Pada akhirnya, Liverpool lah yang menjadi juara. Mereka menang 11-10. Dari 22 penendang, hanya satu yang gagal yaitu kiper Chelsea, Kepa Arrizabalaga. Dimainkannya Kepa bertujuan agar Chelsea siap menghadapi babak tos-tosan. Maklum, selama ini kesuksesan Chelsea dalam drama adu penalti kerap ditentukan oleh Kepa.

Apes, kali ini Kepa justru membuat peluang The Blues meraih trofi pun sirna. Pengandaian pun muncul, terutama yang berkata kalau Mendy sebaiknya tidak diganti karena kiper Senegal ini juga baru saja merasakan atmosfer adu penalti dan sukses ketika bersama timnas.

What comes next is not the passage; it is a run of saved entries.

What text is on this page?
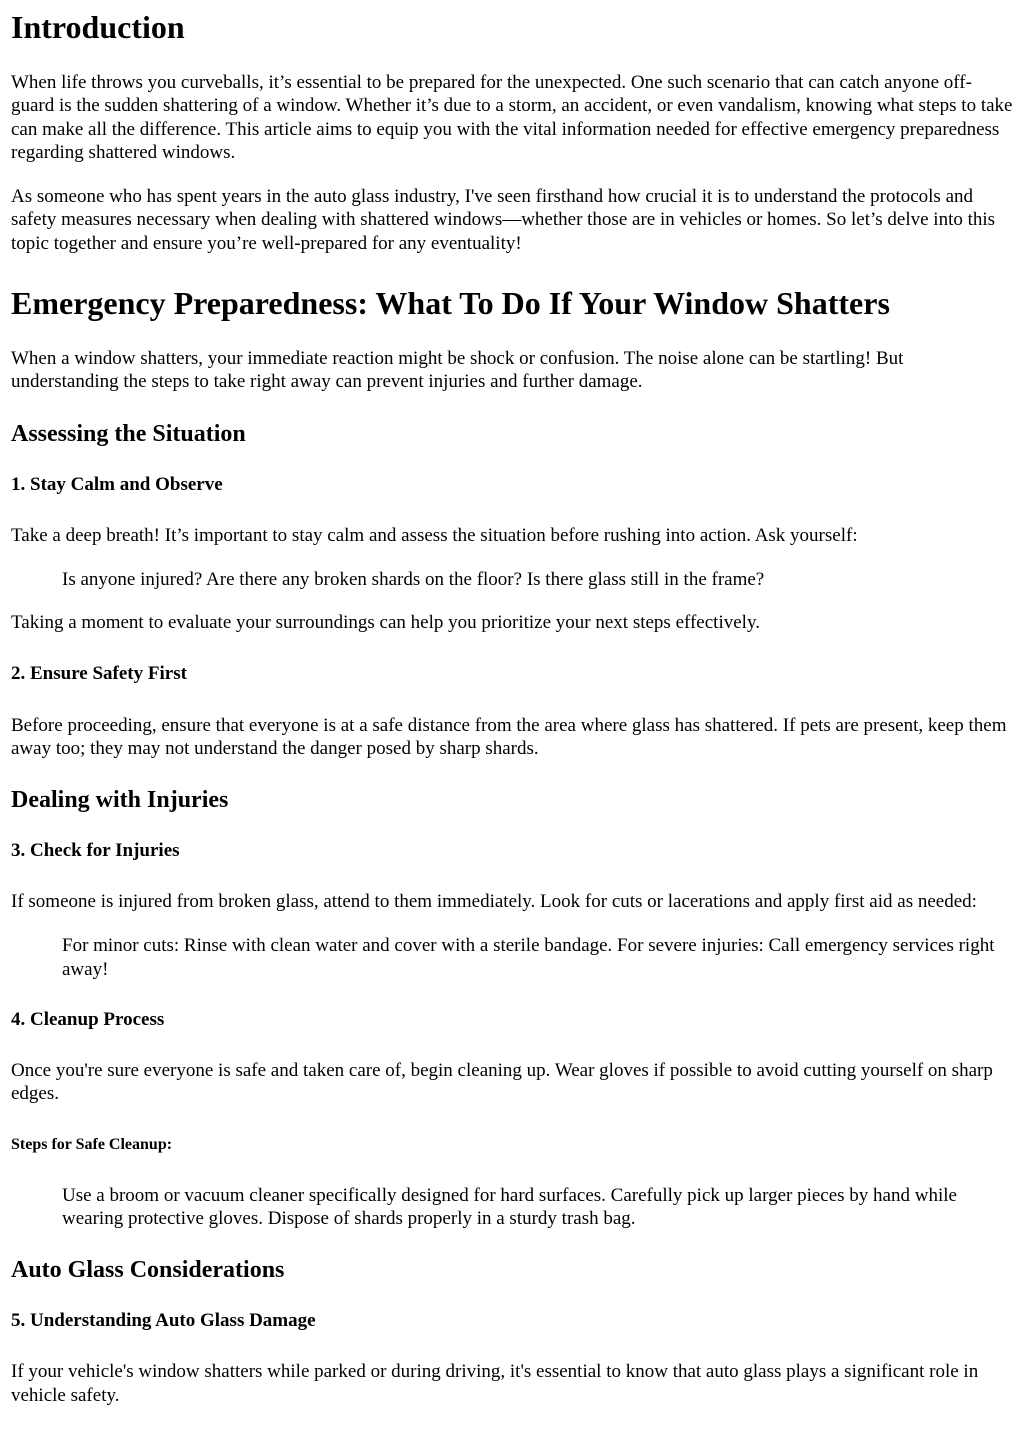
Introduction

When life throws you curveballs, it’s essential to be prepared for the unexpected. One such scenario that can catch anyone off-guard is the sudden shattering of a window. Whether it’s due to a storm, an accident, or even vandalism, knowing what steps to take can make all the difference. This article aims to equip you with the vital information needed for effective emergency preparedness regarding shattered windows.

As someone who has spent years in the auto glass industry, I've seen firsthand how crucial it is to understand the protocols and safety measures necessary when dealing with shattered windows—whether those are in vehicles or homes. So let’s delve into this topic together and ensure you’re well-prepared for any eventuality!

Emergency Preparedness: What To Do If Your Window Shatters

When a window shatters, your immediate reaction might be shock or confusion. The noise alone can be startling! But understanding the steps to take right away can prevent injuries and further damage.

Assessing the Situation
1. Stay Calm and Observe

Take a deep breath! It’s important to stay calm and assess the situation before rushing into action. Ask yourself:

Is anyone injured? Are there any broken shards on the floor? Is there glass still in the frame?

Taking a moment to evaluate your surroundings can help you prioritize your next steps effectively.

2. Ensure Safety First

Before proceeding, ensure that everyone is at a safe distance from the area where glass has shattered. If pets are present, keep them away too; they may not understand the danger posed by sharp shards.

Dealing with Injuries
3. Check for Injuries

If someone is injured from broken glass, attend to them immediately. Look for cuts or lacerations and apply first aid as needed:

For minor cuts: Rinse with clean water and cover with a sterile bandage. For severe injuries: Call emergency services right away!

4. Cleanup Process

Once you're sure everyone is safe and taken care of, begin cleaning up. Wear gloves if possible to avoid cutting yourself on sharp edges.

Steps for Safe Cleanup:

Use a broom or vacuum cleaner specifically designed for hard surfaces. Carefully pick up larger pieces by hand while wearing protective gloves. Dispose of shards properly in a sturdy trash bag.

Auto Glass Considerations
5. Understanding Auto Glass Damage

If your vehicle's window shatters while parked or during driving, it's essential to know that auto glass plays a significant role in vehicle safety.
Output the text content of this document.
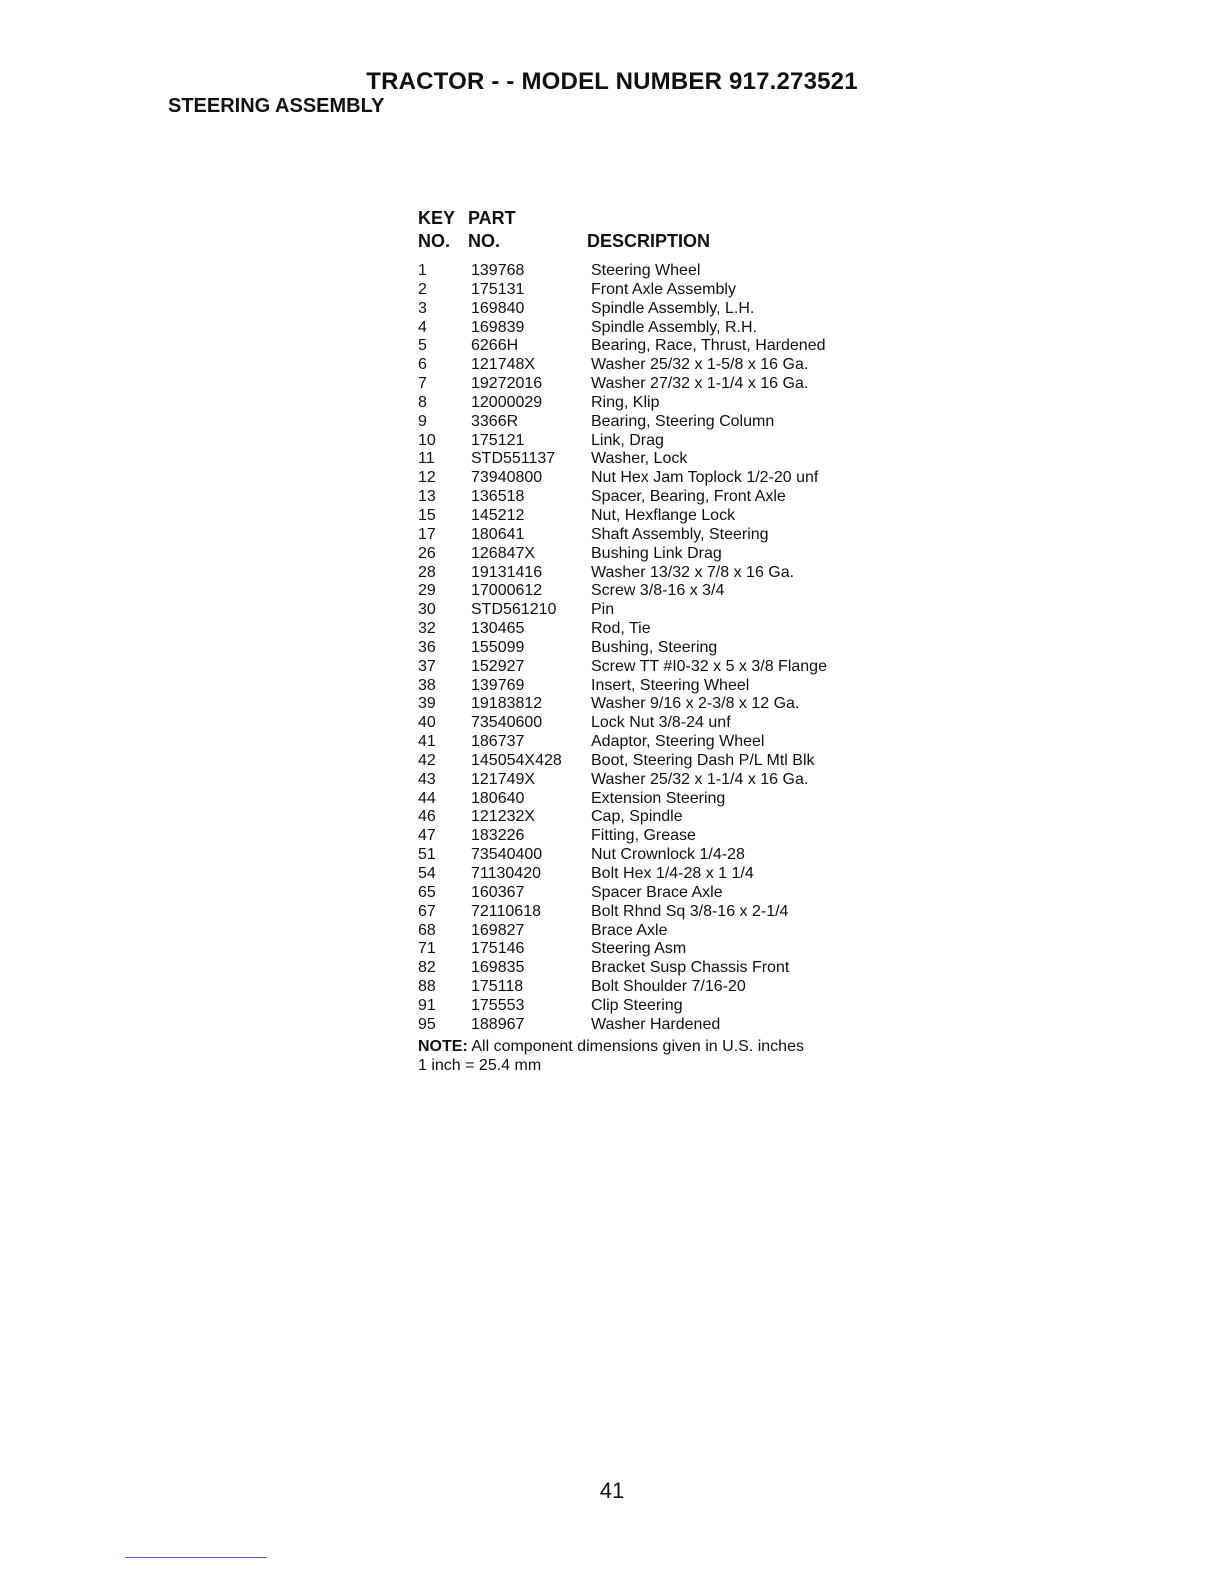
TRACTOR - - MODEL NUMBER 917.273521
STEERING ASSEMBLY
KEY
NO.
PART
NO.	DESCRIPTION
1	139768	Steering Wheel
2	175131	Front Axle Assembly
3	169840	Spindle Assembly, L.H.
4	169839	Spindle Assembly, R.H.
5	6266H	Bearing, Race, Thrust, Hardened
6	121748X	Washer 25/32 x 1-5/8 x 16 Ga.
7	19272016	Washer 27/32 x 1-1/4 x 16 Ga.
8	12000029	Ring, Klip
9	3366R	Bearing, Steering Column
10 175121	Link, Drag
11 STD551137 Washer, Lock
12 73940800	Nut Hex Jam Toplock 1/2-20 unf
13 136518	Spacer, Bearing, Front Axle
15 145212	Nut, Hexflange Lock
17 180641	Shaft Assembly, Steering
26 126847X	Bushing Link Drag
28 19131416	Washer 13/32 x 7/8 x 16 Ga.
29 17000612	Screw 3/8-16 x 3/4
30 STD561210 Pin
32 130465	Rod, Tie
36 155099	Bushing, Steering
37 152927	Screw TT #I0-32 x 5 x 3/8 Flange
38 139769	Insert, Steering Wheel
39 19183812	Washer 9/16 x 2-3/8 x 12 Ga.
40 73540600	Lock Nut 3/8-24 unf
41 186737	Adaptor, Steering Wheel
42 145054X428 Boot, Steering Dash P/L Mtl Blk
43 121749X	Washer 25/32 x 1-1/4 x 16 Ga.
44 180640	Extension Steering
46 121232X	Cap, Spindle
47 183226	Fitting, Grease
51 73540400	Nut Crownlock 1/4-28
54 71130420	Bolt Hex 1/4-28 x 1 1/4
65 160367	Spacer Brace Axle
67 72110618	Bolt Rhnd Sq 3/8-16 x 2-1/4
68 169827	Brace Axle
71 175146	Steering Asm
82 169835	Bracket Susp Chassis Front
88 175118	Bolt Shoulder 7/16-20
91 175553	Clip Steering
95 188967	Washer Hardened
NOTE: All component dimensions given in U.S. inches
1 inch = 25.4 mm
41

“Kami membuat keputusan ini (mengganti Mendy dengan Kepa) karena dia lebih baik dalam hal penyelamatan dari penalti. Karena itu, saya mengambil keputusan tersebut,” tutur Tuchel.

***

Berbicara soal peran penjaga gawang sebagai penentu hasil akhir drama adu penalti bukan kali ini saja terjadi. Manchester United pernah merasakannya kurang lebih 13 tahun yang lalu. Yang membedakan tentu hasil akhirnya.

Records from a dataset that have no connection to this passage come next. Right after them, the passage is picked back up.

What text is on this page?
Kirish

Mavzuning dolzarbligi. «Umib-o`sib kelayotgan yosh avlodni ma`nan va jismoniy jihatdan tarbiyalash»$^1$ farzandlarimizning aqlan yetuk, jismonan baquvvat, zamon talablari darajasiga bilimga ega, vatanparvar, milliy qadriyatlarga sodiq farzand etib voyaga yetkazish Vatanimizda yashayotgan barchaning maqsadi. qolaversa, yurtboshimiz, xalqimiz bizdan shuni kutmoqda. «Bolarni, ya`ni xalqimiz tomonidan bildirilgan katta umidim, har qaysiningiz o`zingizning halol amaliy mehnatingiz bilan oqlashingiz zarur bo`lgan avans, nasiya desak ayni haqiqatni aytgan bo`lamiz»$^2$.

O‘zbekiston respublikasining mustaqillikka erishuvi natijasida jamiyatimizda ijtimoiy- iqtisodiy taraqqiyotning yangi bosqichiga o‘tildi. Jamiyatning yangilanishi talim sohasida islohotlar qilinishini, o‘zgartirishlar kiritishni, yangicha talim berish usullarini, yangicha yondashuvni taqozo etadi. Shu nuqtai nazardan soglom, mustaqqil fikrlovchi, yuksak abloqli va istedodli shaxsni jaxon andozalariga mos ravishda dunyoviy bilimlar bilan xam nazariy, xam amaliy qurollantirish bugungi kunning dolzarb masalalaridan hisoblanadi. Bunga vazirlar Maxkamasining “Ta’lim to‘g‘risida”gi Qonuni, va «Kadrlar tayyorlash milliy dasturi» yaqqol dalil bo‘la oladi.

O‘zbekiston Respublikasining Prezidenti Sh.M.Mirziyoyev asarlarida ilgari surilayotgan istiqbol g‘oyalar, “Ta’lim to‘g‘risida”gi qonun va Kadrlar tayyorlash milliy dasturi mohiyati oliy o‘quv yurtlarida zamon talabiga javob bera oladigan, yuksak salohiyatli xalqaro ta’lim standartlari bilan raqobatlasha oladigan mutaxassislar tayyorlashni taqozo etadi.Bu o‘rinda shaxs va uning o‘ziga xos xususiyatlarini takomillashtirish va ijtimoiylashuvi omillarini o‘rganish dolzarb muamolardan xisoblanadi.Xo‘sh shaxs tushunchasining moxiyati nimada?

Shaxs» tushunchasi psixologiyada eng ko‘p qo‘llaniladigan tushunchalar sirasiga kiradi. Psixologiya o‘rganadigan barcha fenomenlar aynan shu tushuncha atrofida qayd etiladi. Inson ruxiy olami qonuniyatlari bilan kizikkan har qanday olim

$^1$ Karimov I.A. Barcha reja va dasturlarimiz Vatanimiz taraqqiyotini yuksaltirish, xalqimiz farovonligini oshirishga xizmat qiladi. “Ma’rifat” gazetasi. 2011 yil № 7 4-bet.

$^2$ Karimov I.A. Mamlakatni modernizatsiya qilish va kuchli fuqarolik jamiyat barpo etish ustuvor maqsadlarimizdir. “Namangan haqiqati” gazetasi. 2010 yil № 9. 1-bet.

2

Final Piala Liga musim 2008/2009 berlangsung sengit. Mempertemukan Manchester United dan Tottenham Hotspur, kedua kesebelasan saling jual beli serangan. United ingin meraih titel keduanya pada musim tersebut. Sementara Spurs ingin mempertahankan gelar yang sebelumnya sudah mereka raih.

Akan tetapi, hingga 90 menit waktu normal plus 30 menit babak perpanjangan waktu, tidak ada gol yang tercipta. Kedua penjaga gawang yang bermain sama-sama tampil gemilang. Laga kemudian harus dilanjutkan adu penalti. Bagi United, ini adalah adu penalti kedua secara beruntun yang mereka lakukan setelah final Liga Champions musim lalu.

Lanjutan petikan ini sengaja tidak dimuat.